Friday, June 22, 2012
Tuesday night at Silverdocs was the Guggenheim Symposium, in which they honored filmmakers Joe Berlinger (right) and Bruce Sinofsky (left). I had been to a really interesting panel last year at Silverdocs where Joe Berlinger talked about his long-running legal struggles with Chevron over his film Crude. What Berlinger went through with Chevron is completely horrible, though that's a post for another day. But the most amazing thing about these filmmakers' prestigious career is the story of a decades-long fight to get three wrongly-convicted kids out of prison through their film trilogy Paradise Lost.
This wasn't supposed to be a trilogy. They set out to make the first film in 1994 about the West Memphis Three thinking they were making a film about 3 guilty kids but during the process of filming they soon came to realize that these kids weren't guilty at all and that they weren't really getting their due process in court. The boys were convicted: one of them sentenced to death and the other two to life in prison.
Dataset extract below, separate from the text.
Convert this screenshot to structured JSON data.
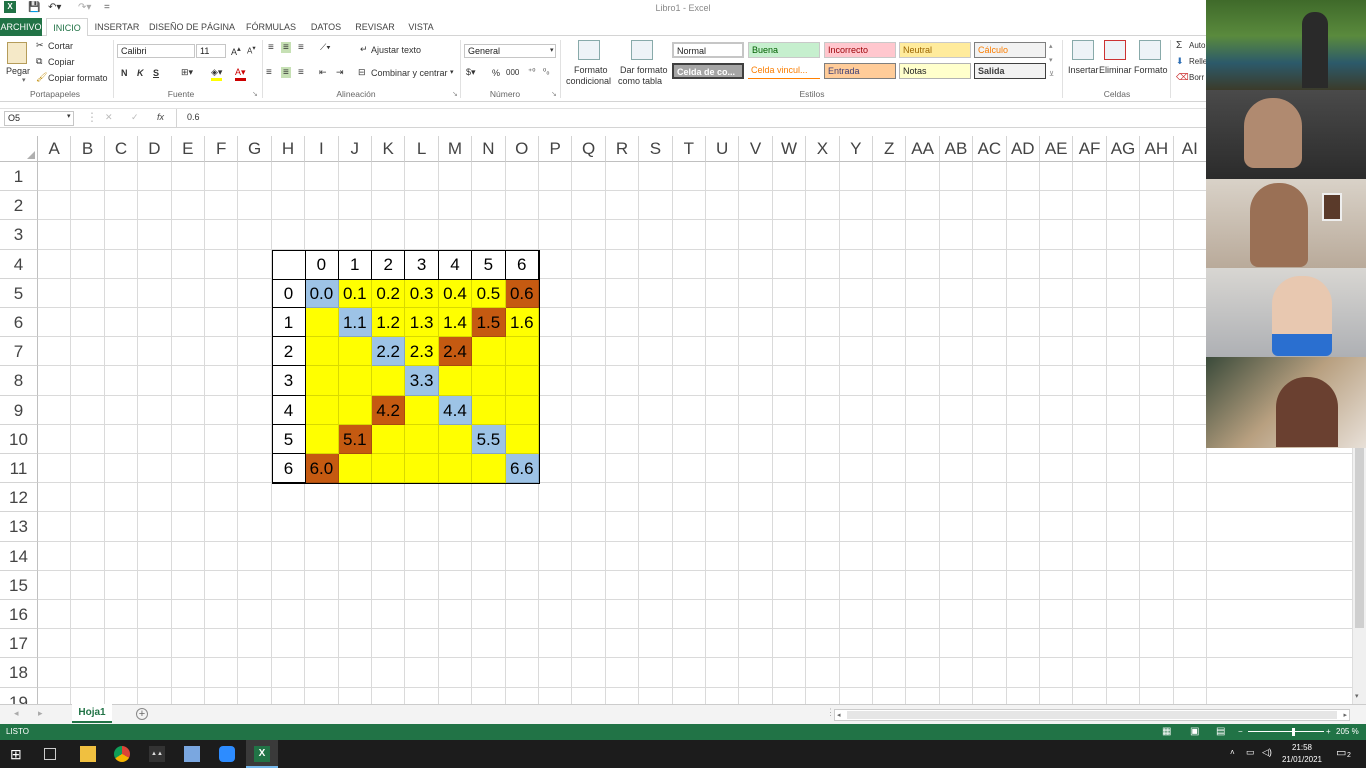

In 2011, after 18 years in prison, the three men are being released due to new DNA evidence that was introduced in 2007. The reason this is an extraordinary story, though, is because none of this probably would've happened if it weren't for Berlinger and Sinofsky. They knew the boys were innocent and they never let it go. They persevered and got attention for the boys' cause. If it weren't for them, the case probably would've disappeared into history and these boys would've rotted in prison for the rest of their lives (or in one case, been executed).